As buscas foram determinadas em 2016 pelo Tribunal de Contas da União (TCU) a partir de uma lista de presentes recebidos pelos dois petistas em eventos oficiais durante seus mandatos. Quando deixam o Planalto, os ex-presidentes só podem levar itens de natureza estritamente pessoal e não objetos entregues em função do cargo que ocuparam.

Concluído no último dia 18, o relatório da comissão será agora enviado ao TCU para a adoção de providências. Obtido pelo GLOBO, o documento revela, em dez páginas, que os servidores da Presidência conseguiram localizar, no caso de Lula, apenas 360 de 434 itens levados do Planalto. As buscas foram feitas num depósito do Sindicato dos Metalúrgicos de São Bernardo do Campo, para onde foram levadas cerca de 800 caixas com artigos do expresidente.

Além dos presentes listados pelo Planalto, os integrantes da comissão localizaram um vaso chinês do acervo do Museu de Belas Artes, no Rio de Janeiro. O documento informa que a peça tinha numeração do patrimônio da Presidência e um selo do museu. “No dia 9 de maio de 2018, a comissão, quando da abertura de caixas e desembalagem do acervo do ex-presidente Lula, identificou um vaso nas cores azul e marrom com etiqueta de identificação com os dados da Presidência da República. Verificando-se tratar de bem com numeração patrimoniada da Presidência, o representante de Lula, de pronto, fez a entrega à comissão”, diz o relatório.

Reincorporado ao acervo do museu, o vaso apresentava avarias quando foi localizado. “Constatou-se que o vaso apresenta algumas rachaduras na base, mas nenhuma na parte superior”, diz o relatório, sem especificar se as rachaduras foram provocadas antes ou depois de a peça ter sido levada do Planalto.

A lista de artigos encontrados no sindicato não inclui os objetos localizados pelos investigadores da Operação Lava-Jato no cofre de uma agência bancária em São Paulo, em março de 2016, no qual o expresidente Lula guardava presentes recebidos durante os oito anos de Presidência. Dentro da sala estavam guardados 186 itens, entre moedas e joias.

CONTÊINER DE COOPERATIVA

No caso dos artigos levados pela ex-presidente Dilma, o relatório revela que foram localizados em um contêiner na Cooperativa dos Trabalhadores Assentados da Região de Porto Alegre. Dos 117 itens levados por Dilma, a comissão afirma não ter encontrado seis.
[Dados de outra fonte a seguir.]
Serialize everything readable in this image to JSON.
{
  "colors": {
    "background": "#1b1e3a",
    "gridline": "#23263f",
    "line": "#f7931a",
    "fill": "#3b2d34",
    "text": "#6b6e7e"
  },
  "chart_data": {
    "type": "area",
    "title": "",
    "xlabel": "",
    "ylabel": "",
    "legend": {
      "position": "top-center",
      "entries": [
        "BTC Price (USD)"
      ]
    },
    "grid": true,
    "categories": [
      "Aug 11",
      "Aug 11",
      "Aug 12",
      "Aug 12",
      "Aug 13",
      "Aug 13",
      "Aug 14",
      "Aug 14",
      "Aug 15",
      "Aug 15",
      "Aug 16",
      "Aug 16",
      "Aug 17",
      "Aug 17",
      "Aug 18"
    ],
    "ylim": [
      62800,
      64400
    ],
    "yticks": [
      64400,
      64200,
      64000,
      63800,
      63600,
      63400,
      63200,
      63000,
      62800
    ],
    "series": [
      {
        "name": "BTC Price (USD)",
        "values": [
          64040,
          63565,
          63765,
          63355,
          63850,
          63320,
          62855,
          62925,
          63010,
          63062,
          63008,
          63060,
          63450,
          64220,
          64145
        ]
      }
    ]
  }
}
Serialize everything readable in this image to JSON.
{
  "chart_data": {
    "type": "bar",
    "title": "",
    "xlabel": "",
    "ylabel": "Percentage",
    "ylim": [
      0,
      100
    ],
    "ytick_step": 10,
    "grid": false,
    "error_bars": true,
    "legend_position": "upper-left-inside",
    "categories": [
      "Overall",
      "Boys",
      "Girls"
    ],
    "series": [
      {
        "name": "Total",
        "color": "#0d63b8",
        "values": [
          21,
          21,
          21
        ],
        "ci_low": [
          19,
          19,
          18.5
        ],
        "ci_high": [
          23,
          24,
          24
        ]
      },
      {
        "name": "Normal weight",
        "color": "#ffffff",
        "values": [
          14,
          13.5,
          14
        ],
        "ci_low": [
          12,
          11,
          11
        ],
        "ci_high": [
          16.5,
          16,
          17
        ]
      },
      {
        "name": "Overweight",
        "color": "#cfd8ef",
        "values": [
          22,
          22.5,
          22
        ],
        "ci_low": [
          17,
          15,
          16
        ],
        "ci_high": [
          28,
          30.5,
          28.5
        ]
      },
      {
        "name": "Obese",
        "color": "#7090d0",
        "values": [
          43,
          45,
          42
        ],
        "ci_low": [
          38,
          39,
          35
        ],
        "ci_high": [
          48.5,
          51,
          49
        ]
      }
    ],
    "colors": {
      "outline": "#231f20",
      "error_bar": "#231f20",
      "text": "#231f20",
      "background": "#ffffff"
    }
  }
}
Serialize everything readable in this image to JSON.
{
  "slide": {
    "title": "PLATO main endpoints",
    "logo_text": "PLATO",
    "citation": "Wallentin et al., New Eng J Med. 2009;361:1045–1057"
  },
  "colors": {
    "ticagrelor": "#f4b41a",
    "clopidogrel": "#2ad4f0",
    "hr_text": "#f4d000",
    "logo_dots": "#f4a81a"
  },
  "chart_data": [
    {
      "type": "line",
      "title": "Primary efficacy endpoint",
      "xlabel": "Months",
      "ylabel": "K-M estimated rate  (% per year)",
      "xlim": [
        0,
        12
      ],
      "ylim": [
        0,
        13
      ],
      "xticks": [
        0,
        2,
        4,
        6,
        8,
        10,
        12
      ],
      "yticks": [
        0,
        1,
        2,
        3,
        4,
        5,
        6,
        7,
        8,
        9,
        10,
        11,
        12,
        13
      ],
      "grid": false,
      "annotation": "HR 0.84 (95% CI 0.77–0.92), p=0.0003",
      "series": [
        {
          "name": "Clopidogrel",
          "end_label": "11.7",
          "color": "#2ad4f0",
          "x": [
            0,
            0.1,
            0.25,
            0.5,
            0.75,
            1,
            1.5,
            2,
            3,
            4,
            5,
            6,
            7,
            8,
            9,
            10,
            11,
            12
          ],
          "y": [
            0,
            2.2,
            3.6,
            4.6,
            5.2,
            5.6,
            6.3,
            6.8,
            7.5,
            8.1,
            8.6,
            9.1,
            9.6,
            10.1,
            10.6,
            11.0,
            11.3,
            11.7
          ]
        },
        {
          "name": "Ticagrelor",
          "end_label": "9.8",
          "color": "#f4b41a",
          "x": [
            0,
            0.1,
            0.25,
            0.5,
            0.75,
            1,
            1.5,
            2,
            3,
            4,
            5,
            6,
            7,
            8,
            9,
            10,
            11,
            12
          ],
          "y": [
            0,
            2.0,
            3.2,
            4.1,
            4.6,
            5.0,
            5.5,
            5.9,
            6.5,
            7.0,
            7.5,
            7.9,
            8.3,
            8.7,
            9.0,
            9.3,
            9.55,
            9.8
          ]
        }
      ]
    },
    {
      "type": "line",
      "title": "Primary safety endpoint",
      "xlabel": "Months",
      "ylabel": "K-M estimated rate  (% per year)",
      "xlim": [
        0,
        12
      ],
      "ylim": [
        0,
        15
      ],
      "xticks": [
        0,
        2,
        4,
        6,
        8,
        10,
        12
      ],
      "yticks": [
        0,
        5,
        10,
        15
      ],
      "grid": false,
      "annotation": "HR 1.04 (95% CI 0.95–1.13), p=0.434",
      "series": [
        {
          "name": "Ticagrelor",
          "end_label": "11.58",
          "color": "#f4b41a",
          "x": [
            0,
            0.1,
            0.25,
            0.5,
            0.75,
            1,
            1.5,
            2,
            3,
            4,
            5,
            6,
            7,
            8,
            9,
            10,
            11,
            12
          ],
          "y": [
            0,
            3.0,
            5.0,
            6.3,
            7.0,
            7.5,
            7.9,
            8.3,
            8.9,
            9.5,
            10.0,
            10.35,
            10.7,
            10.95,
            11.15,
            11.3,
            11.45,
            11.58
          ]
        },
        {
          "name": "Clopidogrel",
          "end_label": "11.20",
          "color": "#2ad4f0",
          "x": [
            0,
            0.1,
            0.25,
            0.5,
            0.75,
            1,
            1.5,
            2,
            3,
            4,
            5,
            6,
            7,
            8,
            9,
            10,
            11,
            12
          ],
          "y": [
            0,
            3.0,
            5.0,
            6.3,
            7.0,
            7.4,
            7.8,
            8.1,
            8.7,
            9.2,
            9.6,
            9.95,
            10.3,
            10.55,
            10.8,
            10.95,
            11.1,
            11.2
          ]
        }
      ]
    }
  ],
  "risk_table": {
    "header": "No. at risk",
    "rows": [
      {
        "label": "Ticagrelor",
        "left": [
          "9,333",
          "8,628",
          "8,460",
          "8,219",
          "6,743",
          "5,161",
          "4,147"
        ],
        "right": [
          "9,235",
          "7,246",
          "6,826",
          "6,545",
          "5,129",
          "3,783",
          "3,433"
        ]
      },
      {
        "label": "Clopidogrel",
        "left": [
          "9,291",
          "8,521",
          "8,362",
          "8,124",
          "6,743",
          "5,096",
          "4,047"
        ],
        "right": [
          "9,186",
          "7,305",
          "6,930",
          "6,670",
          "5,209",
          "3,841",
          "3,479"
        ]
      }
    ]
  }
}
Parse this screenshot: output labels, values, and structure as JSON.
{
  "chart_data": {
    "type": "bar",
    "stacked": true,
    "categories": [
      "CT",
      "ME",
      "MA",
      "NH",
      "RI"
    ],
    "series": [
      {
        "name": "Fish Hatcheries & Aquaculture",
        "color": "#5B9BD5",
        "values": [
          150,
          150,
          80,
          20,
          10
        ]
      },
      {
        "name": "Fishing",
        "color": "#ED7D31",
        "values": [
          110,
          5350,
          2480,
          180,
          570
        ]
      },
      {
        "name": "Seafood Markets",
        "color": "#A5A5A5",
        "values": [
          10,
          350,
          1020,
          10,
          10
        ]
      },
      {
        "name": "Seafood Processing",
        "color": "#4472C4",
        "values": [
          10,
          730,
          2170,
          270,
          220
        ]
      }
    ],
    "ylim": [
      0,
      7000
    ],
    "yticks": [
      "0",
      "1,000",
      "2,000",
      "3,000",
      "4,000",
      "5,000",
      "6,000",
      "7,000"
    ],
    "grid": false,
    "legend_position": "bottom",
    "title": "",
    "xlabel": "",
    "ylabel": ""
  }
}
Em documento apresentado à comissão, no entanto, a ex-presidente indicou registros que comprovariam que os objetos estariam nas “dependências da Presidência da República”. “Em relação aos seis bens que não foram localizados no local, o senhor Douglas Szefer (representante de Dilma) apresentou à comissão documento descritivo em quatro laudas que relata que os citados seis bens estariam nas dependências da Presidência da República”, registra o relatório.

Diante da documentação apresentada pela petista, a comissão oficiou o setor de patrimônio do Planalto a se manifestar “quanto às alegações do representante da expresidente Dilma, de que seis bens não localizados na diligência estariam nas dependências desta Presidência da República”.

O Instituto Lula informou que toda a organização do acervo presidencial foi feita por funcionários do Palácio do Planalto e que tal acervo permaneceu intocado pelo ex-presidente desde que ele deixou o cargo. “Houve uma mudança de critérios (sobre o que deve ou não ser devolvido) que estranhamente só se refere a ele e não a outros expresidentes. O acervo está à disposição para qualquer pesquisa”, diz o instituto. A assessoria da ex-presidente Dilma foi procurada, mas não quis comentar o caso.